Faro offers several off-the-beaten-track attractions for travelers with an appreciation for the unusual and a desire to leave the tourist crowds behind. Here we’ll look at 3 amazing sites that are easily accessible by car.
Chapel of Bones
If you’re feeling a bit tired or jaded, you might pass by the Carmelite Church, Igreja do Carmo, assuming it’s just another example of the long history of Catholicism on the Iberian Peninsula. Bypassing this church however, would deprive you of the opportunity to visit an actual ossuary or structure made of bones—not something that most of us encounter every day. Look for a side room past the church’s main altar, leading to a courtyard which gives you access to another small chapel—the Capela de Ossos.
This 19th chapel was built almost entirely from the remains of over 1,200 monks. The chapel is intended not to be spooky (although many visitors may experience it that way), but to serve as a reminder of human mortality. The chapel is literally constructed with human bones, not merely decorated with them. Femurs and mortar make up the chapel walls, with skulls and other bones placed at intervals.
Address: PT Largo do Carmo, Igreja do Carmo (aka. Nossa Senhora do Carmo), Faro, 8000, Portugal
Just a few km outside of the city center are the Roman ruins of Milreu, uncovered in the late 1800s. Archeological evidence indicates the original structure at this site was a farm house built in the first century. However in the third century, the building seems to have been converted into an upscale villa, featuring a gallery of columns surrounding a central courtyard. Parts of the villa apparently served as a private spa and a family temple. The ruins contain Roman mosaics, some in geometric designs and others designed to create the illusion of colorful fish swimming through pools. Take the short drive from Faro into the beautiful Portuguese countryside to let this site give you a glimpse back through time.
Address: Rua de Faro, Estoi, 8005-463 Faro
Pego do Inferno
In spite of the diabolic associations of the name (literally “Hell’s Pool), this site is actually a natural gem, comprising a small but beautiful waterfall and pond surrounded by trees. The lovely location earned its ominous name due to local legends which tell of a carriage falling into the water, never to be recovered. The stories do not seem to deter the locals, however, who often come for a brief, refreshing swim.

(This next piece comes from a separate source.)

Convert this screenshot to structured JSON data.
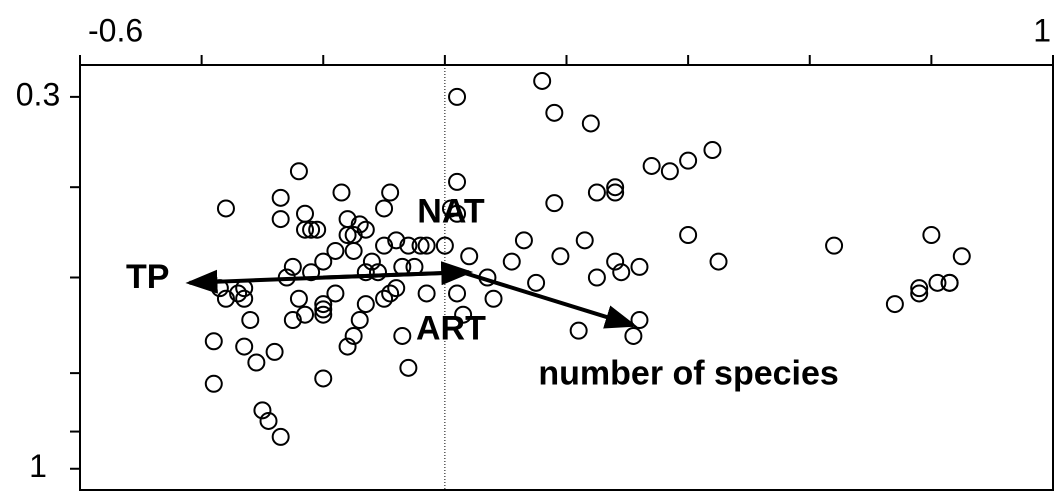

Pego de Inferno is only a short drive (approximately 35 km, 30-40 minutes drive) from Faro in the scenic Asseca Valley. Due to vandalism, the site was closed in 2012 and the nearby village of Tavira announced plans to turn the site into a living museum with an admission fee which would cover the cost of maintaining and cleaning the location. In late 2012/early 2013, a fire destroyed the walkways and stairs which formerly led from the parking area to the waterfall. Contact the Tavira Tourist Office to learn the status of plans to re-open the site.